References and footnotes

  1. Reinhold Meise, Dietmar Vogt: Introduction to Functional Analysis , Vieweg, Braunschweig 1992, ISBN 3-528-07262-8 , §17
  2. ^ Włodzimierz Mlak : Hilbert Spaces and Operator Theory , Polish Scientific Publishers (1991), ISBN 83-01-09965-8 , chapter 3.4
  3. ^ Hellmut Baumgärtel , Manfred Wollenberg: Mathematical scattering theory . Birkhäuser, Basel 1983, ISBN 3-7643-1519-9 , p. 54 .
  4. Harro Heuser : Functional Analysis: Theory and Application . 3rd ed., BG Teubner, Stuttgart 1992. ISBN 3-519-22206-X , pp. 520-521.
  5. Helmut Fischer, Helmut Kaul: Mathematics for Physicists, Volume 2: Ordinary and partial differential equations, mathematical foundations of quantum mechanics . 2nd Edition. BG Teubner, Wiesbaden 2004, ISBN 3-519-12080-1 , §21 section 5.5 and §23 section 5.2, p. 572-573, 665-666 .

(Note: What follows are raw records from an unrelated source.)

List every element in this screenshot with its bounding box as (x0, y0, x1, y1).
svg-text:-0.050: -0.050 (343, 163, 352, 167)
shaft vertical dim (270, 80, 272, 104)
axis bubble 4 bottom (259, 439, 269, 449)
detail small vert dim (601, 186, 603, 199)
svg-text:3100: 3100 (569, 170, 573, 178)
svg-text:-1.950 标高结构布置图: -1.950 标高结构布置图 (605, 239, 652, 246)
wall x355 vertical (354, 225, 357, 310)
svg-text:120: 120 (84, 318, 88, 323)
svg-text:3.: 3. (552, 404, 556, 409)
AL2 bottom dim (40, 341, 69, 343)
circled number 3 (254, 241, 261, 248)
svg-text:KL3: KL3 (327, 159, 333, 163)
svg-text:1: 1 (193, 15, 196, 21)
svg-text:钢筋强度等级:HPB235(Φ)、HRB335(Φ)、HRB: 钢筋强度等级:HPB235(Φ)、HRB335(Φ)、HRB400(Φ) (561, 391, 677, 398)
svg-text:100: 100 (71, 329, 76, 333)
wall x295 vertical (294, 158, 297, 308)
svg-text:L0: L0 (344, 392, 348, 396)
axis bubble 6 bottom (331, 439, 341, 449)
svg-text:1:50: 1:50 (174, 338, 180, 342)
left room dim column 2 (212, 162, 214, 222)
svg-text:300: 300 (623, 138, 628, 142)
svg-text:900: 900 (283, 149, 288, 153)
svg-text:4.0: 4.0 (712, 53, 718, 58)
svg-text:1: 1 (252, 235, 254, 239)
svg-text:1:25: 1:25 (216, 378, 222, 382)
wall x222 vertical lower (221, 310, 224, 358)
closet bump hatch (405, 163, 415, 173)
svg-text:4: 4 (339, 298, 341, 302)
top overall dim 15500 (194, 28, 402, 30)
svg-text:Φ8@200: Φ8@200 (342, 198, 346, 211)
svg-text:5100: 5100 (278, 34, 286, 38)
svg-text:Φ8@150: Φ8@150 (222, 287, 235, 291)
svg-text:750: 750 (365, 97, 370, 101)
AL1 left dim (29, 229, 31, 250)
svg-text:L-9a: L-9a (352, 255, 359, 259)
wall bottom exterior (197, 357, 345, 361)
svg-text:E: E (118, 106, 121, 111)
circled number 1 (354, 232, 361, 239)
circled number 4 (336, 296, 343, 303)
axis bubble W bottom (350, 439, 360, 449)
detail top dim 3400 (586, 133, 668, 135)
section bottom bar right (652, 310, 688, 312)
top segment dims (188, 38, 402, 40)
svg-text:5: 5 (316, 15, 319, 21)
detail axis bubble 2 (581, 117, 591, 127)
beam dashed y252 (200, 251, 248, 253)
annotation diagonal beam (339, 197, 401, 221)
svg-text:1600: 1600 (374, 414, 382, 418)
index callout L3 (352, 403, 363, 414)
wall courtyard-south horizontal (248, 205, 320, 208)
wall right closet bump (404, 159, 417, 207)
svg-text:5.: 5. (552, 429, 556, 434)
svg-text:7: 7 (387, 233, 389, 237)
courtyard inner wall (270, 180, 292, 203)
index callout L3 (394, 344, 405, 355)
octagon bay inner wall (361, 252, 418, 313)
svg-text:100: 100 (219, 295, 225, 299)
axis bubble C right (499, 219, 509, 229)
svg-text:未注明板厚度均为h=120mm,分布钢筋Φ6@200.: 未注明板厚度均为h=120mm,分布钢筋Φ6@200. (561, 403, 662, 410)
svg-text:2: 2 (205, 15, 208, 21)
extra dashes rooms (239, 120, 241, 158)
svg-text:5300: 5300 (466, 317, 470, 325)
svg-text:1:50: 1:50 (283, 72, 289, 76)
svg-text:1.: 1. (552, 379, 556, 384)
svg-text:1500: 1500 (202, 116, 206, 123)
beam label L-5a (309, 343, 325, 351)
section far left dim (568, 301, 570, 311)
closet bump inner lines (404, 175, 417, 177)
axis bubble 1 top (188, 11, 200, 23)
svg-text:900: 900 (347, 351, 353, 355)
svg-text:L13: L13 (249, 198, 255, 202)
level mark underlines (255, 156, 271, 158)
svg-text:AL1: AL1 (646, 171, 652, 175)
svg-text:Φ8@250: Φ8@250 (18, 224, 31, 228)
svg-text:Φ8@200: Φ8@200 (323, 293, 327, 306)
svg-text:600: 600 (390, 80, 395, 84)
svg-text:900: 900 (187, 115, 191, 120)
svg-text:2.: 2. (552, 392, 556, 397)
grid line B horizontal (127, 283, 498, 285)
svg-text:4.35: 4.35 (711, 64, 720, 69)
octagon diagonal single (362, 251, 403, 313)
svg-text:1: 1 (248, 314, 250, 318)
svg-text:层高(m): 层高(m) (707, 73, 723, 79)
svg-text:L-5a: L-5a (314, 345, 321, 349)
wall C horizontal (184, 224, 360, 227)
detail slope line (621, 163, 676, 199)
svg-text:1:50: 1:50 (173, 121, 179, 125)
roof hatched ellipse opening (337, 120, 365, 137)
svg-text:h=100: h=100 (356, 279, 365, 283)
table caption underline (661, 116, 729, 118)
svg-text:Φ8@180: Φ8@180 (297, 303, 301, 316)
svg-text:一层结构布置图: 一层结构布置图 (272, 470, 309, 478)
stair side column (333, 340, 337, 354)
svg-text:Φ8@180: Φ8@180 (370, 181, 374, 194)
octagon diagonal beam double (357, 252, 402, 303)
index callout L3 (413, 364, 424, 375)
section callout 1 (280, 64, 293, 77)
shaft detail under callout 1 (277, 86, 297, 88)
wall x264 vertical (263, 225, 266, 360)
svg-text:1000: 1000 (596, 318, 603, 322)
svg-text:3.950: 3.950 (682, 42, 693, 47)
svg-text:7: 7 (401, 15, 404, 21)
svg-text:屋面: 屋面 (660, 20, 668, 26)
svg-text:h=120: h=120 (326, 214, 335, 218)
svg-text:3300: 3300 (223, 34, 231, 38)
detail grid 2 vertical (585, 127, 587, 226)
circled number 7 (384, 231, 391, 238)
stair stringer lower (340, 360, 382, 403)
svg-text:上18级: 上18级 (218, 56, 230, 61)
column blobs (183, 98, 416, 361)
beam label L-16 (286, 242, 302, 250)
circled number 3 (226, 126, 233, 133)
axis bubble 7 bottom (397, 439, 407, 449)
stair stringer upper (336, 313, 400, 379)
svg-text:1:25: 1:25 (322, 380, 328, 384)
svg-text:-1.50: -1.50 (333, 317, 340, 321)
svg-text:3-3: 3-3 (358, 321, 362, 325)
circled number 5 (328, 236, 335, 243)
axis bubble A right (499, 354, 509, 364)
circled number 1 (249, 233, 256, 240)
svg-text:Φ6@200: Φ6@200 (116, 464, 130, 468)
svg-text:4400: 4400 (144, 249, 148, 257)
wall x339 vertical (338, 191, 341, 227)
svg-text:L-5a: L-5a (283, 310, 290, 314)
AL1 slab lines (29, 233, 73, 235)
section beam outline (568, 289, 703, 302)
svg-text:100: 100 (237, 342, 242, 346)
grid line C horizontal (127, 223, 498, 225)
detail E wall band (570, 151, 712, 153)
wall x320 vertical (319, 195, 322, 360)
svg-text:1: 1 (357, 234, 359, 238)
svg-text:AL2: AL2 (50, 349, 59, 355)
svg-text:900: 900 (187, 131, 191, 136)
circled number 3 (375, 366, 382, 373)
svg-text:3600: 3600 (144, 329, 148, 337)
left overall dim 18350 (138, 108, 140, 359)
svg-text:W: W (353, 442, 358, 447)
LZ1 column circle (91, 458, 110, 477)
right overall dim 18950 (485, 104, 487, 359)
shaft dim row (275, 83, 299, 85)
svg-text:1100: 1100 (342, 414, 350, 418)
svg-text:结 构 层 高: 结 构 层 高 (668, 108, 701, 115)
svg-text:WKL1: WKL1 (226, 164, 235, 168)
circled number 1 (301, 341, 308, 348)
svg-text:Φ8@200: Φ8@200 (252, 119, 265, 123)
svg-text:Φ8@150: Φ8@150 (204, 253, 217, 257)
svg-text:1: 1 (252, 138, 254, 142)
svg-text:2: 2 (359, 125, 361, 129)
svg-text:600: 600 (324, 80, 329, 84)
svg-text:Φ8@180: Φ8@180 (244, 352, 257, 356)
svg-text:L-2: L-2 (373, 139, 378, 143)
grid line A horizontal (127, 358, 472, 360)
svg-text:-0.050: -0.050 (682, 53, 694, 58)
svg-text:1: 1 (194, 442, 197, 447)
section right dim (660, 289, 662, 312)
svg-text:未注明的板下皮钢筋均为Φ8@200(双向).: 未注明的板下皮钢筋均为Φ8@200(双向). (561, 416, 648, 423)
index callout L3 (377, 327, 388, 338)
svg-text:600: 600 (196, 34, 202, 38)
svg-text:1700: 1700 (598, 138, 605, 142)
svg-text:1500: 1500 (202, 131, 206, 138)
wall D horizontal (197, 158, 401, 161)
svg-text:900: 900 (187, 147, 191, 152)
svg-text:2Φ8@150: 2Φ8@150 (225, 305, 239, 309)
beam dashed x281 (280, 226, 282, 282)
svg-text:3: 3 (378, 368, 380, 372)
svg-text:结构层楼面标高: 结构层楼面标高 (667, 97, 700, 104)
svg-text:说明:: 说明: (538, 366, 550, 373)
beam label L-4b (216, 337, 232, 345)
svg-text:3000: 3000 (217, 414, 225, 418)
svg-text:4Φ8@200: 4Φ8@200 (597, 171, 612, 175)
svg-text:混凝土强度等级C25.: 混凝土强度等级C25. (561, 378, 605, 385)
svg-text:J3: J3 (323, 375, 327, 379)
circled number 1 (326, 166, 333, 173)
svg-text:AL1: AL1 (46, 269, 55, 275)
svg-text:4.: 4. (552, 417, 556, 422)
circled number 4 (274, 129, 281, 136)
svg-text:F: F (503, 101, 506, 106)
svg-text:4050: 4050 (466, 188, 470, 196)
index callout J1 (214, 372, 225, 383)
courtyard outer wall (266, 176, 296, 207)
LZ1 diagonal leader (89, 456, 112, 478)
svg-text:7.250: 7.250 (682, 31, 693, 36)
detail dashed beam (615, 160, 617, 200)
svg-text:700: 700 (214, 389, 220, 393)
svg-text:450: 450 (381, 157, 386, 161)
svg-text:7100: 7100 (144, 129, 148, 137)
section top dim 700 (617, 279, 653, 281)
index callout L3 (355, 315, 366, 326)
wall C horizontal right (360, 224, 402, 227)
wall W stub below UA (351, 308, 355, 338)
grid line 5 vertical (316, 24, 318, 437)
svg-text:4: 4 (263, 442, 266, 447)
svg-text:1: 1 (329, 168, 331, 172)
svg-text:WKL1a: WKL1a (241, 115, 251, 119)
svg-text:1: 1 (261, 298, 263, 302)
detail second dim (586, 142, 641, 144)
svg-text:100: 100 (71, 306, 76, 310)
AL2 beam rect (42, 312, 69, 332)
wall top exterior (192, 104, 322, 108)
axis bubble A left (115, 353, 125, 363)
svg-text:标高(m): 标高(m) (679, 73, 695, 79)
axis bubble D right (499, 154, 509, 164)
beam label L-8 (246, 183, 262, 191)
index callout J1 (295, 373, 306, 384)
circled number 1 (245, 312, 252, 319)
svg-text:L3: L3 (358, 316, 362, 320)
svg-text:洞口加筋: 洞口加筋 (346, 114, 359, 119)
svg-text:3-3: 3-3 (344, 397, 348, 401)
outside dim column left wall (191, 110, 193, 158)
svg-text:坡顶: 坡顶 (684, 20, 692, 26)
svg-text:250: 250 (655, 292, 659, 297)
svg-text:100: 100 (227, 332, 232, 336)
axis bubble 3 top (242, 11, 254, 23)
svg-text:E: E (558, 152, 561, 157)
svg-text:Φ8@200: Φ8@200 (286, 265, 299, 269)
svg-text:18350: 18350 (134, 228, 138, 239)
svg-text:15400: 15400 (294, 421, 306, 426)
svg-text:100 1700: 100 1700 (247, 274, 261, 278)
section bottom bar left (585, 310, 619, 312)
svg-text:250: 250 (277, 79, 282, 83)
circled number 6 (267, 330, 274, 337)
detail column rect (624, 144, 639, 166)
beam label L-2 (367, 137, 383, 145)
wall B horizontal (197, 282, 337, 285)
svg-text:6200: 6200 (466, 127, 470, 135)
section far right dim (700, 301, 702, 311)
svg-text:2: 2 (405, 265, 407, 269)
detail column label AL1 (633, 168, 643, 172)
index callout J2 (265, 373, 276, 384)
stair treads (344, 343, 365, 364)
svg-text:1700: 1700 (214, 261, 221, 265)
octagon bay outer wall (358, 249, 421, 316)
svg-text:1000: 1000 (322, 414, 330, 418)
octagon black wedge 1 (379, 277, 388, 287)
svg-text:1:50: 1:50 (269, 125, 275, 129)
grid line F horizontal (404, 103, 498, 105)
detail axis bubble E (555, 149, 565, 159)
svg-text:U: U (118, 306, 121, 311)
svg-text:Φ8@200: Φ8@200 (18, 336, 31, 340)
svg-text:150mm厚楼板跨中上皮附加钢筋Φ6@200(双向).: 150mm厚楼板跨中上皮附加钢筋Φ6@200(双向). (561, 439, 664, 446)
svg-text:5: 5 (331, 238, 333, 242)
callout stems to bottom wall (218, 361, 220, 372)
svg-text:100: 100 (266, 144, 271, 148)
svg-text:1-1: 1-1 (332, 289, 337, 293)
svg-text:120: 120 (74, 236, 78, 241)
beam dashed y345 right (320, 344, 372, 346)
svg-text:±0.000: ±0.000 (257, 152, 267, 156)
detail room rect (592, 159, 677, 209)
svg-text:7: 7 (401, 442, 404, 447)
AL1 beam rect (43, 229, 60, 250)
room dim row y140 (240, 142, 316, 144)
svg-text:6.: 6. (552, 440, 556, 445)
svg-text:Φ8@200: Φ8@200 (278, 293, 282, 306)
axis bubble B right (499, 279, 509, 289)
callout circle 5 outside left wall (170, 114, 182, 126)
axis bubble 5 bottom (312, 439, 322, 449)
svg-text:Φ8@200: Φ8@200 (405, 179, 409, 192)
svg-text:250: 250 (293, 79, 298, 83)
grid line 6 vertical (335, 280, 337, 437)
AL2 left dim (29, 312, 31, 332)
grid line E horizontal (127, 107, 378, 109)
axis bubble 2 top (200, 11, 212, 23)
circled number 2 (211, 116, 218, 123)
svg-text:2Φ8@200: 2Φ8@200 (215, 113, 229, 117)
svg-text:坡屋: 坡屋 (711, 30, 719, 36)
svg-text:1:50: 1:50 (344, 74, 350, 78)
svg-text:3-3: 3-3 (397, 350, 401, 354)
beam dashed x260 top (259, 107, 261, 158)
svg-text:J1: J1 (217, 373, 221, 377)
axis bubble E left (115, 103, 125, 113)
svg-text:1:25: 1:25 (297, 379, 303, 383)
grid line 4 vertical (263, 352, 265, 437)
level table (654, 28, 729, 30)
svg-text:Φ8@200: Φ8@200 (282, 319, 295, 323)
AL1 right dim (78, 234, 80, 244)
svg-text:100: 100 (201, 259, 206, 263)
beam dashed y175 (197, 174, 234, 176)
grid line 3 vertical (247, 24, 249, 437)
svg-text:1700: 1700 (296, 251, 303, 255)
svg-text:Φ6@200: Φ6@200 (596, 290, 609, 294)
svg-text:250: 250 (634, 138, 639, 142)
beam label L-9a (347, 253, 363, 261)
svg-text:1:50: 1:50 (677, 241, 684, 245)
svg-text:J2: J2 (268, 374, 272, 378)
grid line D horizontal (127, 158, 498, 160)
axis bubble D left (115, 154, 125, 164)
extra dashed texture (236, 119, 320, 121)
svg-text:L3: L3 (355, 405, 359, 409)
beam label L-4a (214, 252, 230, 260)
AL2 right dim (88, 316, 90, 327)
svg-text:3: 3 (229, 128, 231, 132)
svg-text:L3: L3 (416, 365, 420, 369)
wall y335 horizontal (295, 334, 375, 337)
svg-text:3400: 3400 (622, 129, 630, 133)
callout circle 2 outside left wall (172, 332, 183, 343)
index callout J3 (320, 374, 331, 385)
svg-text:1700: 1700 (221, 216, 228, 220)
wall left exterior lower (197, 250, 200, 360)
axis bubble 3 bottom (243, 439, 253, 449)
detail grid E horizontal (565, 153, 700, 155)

  6. ^ H. Triebel : Higher Analysis , Verlag Harri Deutsch, ISBN 3-87144-583-5 , §18: The spectrum of self-adjoint operators
  7. ^ Wlodzimierz Mlak: Hilbert Spaces and Operator Theory , Polish Scientific Publishers (1991), ISBN 83-01-09965-8 , Theorem 4.1.5
  8. ^ J. Weidmann : Linear Operators in Hilbert Spaces , Teubner-Verlag (1976), ISBN 3-519-02204-4 , Chapter 7.4: Spectra of self-adjoint operators
  9. It is already a significant simplification if the operator is only unlimited on one side, for example upwards, but is limited on the other. Otherwise one is led to auxiliary constructions such as the so-called Dirac lake in order to give physical meaning to certain quantities.